Uma palavra honesta e o perdão das ofensas são preferíveis à esmola que fosse consequência da injustiça. Deus é rico e clemente. (Surata II, v. 265).

Se vosso devedor tem dificuldade em vos pagar, concedei-lhe tempo; ou se quiserdes fazer melhor, perdoai-lhe a dívida. Se soubésseis! (Surata II, v. 280).

A vingança deve ser proporcional à injúria, mas o homem generoso que perdoa tem sua recompensa assegurada junto a Deus, que odeia a violência. (Surata XLII, v. 38).

Combatei vossos inimigos na guerra empreendida pela religião, mas não ataqueis primeiro. Deus odeia os agressores. (Surata II, v. 186).

Certamente os muçulmanos, os judeus, os cristãos e os sabeístas, que creem em Deus e no juízo final, e que fizerem o bem, receberão a recompensa de suas mãos; eles estarão isentos do medo e dos suplícios. (Surata V, v. 73).

Não façais violência aos homens por causa de sua fé. O caminho da salvação é bem distinto do caminho do erro. Aquele que abjurar o culto dos ídolos pela religião santa terá conquistado uma coluna inabalável. O Senhor sabe e ouve tudo. (Surata II, v. 257).

Não discutais com os judeus e os cristãos senão em termos honestos e moderados. Entre eles confundi os ímpios. Dizei: “Nós cremos no livro que nos foi revelado e em vossas escrituras. Nosso Deus e o vosso são apenas um. Nós somos muçulmanos.” (Surata XXIX, v. 45).

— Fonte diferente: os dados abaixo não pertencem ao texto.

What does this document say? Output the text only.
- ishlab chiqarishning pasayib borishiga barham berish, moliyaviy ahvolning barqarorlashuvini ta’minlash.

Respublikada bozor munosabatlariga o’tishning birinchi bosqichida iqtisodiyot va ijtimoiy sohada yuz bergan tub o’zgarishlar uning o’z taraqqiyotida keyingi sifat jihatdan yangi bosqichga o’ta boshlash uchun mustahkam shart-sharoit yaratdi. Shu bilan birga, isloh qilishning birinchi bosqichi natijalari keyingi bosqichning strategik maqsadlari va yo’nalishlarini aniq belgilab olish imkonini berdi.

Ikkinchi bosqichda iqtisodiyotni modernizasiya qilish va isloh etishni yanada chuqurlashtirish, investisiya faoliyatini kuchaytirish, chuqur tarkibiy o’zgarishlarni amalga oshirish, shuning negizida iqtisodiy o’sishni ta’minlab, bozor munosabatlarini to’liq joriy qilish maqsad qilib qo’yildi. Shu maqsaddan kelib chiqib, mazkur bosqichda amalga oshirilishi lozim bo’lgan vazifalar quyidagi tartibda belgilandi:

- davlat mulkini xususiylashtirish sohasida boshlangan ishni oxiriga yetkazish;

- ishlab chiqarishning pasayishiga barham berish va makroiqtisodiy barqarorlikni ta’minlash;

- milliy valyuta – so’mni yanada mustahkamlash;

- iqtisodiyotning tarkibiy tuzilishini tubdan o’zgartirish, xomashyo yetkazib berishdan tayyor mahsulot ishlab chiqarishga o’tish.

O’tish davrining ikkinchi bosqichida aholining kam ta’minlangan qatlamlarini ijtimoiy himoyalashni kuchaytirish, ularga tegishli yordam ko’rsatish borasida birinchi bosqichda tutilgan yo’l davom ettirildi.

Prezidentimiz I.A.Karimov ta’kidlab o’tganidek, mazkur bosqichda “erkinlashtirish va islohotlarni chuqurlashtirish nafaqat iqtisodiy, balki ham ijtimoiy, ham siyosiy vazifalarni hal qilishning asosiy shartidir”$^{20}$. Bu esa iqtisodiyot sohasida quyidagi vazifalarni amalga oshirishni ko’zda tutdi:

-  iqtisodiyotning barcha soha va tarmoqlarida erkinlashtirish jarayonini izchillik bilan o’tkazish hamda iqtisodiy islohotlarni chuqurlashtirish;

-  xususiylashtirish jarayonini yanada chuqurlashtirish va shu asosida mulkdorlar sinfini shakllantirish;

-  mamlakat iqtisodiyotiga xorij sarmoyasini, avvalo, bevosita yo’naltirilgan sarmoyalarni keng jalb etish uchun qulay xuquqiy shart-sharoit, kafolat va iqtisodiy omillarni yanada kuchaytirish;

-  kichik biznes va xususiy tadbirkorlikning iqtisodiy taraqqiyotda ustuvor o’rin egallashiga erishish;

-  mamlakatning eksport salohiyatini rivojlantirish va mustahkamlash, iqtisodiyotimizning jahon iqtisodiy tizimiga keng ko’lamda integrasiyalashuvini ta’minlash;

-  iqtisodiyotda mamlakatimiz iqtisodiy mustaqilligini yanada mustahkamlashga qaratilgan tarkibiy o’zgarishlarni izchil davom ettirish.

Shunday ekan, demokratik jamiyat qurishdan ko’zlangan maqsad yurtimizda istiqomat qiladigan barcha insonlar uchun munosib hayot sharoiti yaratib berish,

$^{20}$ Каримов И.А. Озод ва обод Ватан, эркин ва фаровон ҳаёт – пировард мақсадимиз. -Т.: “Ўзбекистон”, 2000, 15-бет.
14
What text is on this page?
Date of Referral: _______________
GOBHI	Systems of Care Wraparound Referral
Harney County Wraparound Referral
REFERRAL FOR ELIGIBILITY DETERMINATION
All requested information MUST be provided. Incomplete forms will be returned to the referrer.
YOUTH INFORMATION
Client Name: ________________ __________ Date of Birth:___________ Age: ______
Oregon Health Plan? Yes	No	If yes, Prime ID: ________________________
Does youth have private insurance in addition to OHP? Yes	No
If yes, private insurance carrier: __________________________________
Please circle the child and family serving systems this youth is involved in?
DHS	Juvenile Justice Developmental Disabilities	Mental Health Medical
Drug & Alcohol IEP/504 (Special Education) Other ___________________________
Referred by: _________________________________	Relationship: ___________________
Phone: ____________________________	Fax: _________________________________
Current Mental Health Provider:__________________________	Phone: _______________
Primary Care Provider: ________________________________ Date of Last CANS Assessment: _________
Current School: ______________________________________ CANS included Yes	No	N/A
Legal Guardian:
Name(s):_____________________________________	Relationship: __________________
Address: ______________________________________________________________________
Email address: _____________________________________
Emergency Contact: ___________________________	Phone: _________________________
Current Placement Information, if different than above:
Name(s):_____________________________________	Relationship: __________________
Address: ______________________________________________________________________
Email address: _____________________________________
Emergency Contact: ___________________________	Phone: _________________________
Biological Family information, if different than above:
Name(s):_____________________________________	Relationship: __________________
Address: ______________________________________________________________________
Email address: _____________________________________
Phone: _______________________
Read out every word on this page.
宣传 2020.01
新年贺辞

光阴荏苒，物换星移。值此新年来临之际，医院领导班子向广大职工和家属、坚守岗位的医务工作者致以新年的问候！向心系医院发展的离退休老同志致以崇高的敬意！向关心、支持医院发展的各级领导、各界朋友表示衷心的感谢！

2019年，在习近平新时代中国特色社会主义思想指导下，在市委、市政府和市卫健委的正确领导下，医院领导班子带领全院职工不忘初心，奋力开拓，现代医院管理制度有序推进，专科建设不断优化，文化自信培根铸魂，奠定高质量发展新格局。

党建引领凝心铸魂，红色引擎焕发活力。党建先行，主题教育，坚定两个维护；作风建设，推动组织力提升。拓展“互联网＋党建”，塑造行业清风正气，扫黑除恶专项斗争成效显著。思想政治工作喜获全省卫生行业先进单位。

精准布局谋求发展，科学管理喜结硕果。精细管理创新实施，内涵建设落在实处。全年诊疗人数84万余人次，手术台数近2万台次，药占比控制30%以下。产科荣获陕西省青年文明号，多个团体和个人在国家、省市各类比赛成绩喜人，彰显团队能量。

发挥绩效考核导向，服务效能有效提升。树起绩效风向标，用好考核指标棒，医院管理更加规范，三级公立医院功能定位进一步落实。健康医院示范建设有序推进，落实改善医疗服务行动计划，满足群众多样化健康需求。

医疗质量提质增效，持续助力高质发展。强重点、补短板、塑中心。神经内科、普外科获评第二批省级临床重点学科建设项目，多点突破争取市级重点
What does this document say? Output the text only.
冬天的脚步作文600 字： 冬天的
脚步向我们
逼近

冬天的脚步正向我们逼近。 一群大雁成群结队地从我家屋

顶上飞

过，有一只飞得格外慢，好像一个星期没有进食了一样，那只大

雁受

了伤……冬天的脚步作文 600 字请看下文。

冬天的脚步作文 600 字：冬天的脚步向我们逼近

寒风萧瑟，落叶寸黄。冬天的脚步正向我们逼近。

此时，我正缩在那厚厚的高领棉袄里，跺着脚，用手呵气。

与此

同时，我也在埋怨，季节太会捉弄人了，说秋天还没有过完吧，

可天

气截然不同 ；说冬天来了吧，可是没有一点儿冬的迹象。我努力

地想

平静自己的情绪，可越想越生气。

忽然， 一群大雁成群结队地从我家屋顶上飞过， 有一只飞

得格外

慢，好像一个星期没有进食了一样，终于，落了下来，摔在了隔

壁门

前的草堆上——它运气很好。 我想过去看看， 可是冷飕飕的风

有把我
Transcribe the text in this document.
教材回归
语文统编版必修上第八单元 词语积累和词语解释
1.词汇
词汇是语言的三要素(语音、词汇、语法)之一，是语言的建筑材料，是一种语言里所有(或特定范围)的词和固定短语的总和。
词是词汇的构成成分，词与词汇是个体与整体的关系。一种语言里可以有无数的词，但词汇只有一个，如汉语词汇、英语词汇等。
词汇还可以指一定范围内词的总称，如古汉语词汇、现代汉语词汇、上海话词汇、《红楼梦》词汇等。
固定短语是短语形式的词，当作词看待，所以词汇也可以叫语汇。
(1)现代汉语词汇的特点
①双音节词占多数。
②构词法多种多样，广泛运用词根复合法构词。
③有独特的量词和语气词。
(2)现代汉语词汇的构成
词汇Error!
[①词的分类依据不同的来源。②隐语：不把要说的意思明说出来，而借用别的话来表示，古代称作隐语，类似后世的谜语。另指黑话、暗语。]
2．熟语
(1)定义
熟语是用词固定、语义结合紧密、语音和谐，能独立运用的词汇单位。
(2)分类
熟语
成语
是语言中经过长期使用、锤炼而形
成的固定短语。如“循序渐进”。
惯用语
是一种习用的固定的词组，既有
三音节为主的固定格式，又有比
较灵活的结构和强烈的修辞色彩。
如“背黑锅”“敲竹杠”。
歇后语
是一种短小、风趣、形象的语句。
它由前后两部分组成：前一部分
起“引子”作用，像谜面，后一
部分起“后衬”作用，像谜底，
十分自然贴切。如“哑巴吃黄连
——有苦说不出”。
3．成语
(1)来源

Os Cristãos serão julgados segundo o Evangelho. Aqueles que os julgarem de outro modo serão prevaricadores. (Surata V, v. 51).

Nós demos o Pentateuco a Moisés. É à sua luz que deve marchar o povo hebreu. Não duvides de encontrar no céu o guia dos israelitas. (Surata XXXII, v. 23).

Se os judeus tivessem fé e temor ao Senhor, nós apagaríamos os seus pecados; introduzi-los-íamos no jardim das delícias. A observação do Pentateuco, do Evangelho e dos preceitos divinos proporcionar-lhes-ia o gozo de todos os bens. Há entre eles os que seguem o bom caminho, mas em maioria são ímpios. (Surata V, v. 70).

Dize aos judeus e aos cristãos: “Terminemos nossas diferenças; não admitamos senão um Deus e não lhe demos um igual; que nenhum de nós tenha outro Senhor senão ele.” Se recusarem obedecer, dize-lhes: “Pelo menos dareis testemunho que, quanto a nós, nós somos crentes. (Surata III, v. 57).

Eis certas máximas de caridade e de tolerância que gostaríamos de ver em todos os corações cristãos!

Nós te enviamos a um povo que outros povos precederam, para que lhe ensines as nossas revelações. Eles não creem nos misericordiosos. Dizei-lhes: “Ele é o meu Senhor; não há Deus senão ele. Pus minha confiança em sua bondade. Eu aparecerei diante de seu tribunal.” (Surata XIII, v. 29).

Trouxemos aos homens um livro no qual brilha a ciência que deve esclarecer os fiéis e lhes proporcionar a misericórdia divina. ─ Esperam eles a realização do Alcorão? No dia em que ele for cumprido, os que tiverem vivido no esquecimento de suas máximas, dirão: “Os ministros do Senhor nos pregavam a verdade. Onde encontraremos agora intercessores? Que esperança temos de voltar à Terra para nos corrigirmos? Eles perderam sua alma e suas ilusões se desvaneceram. (Surata VII, v. 50, 51).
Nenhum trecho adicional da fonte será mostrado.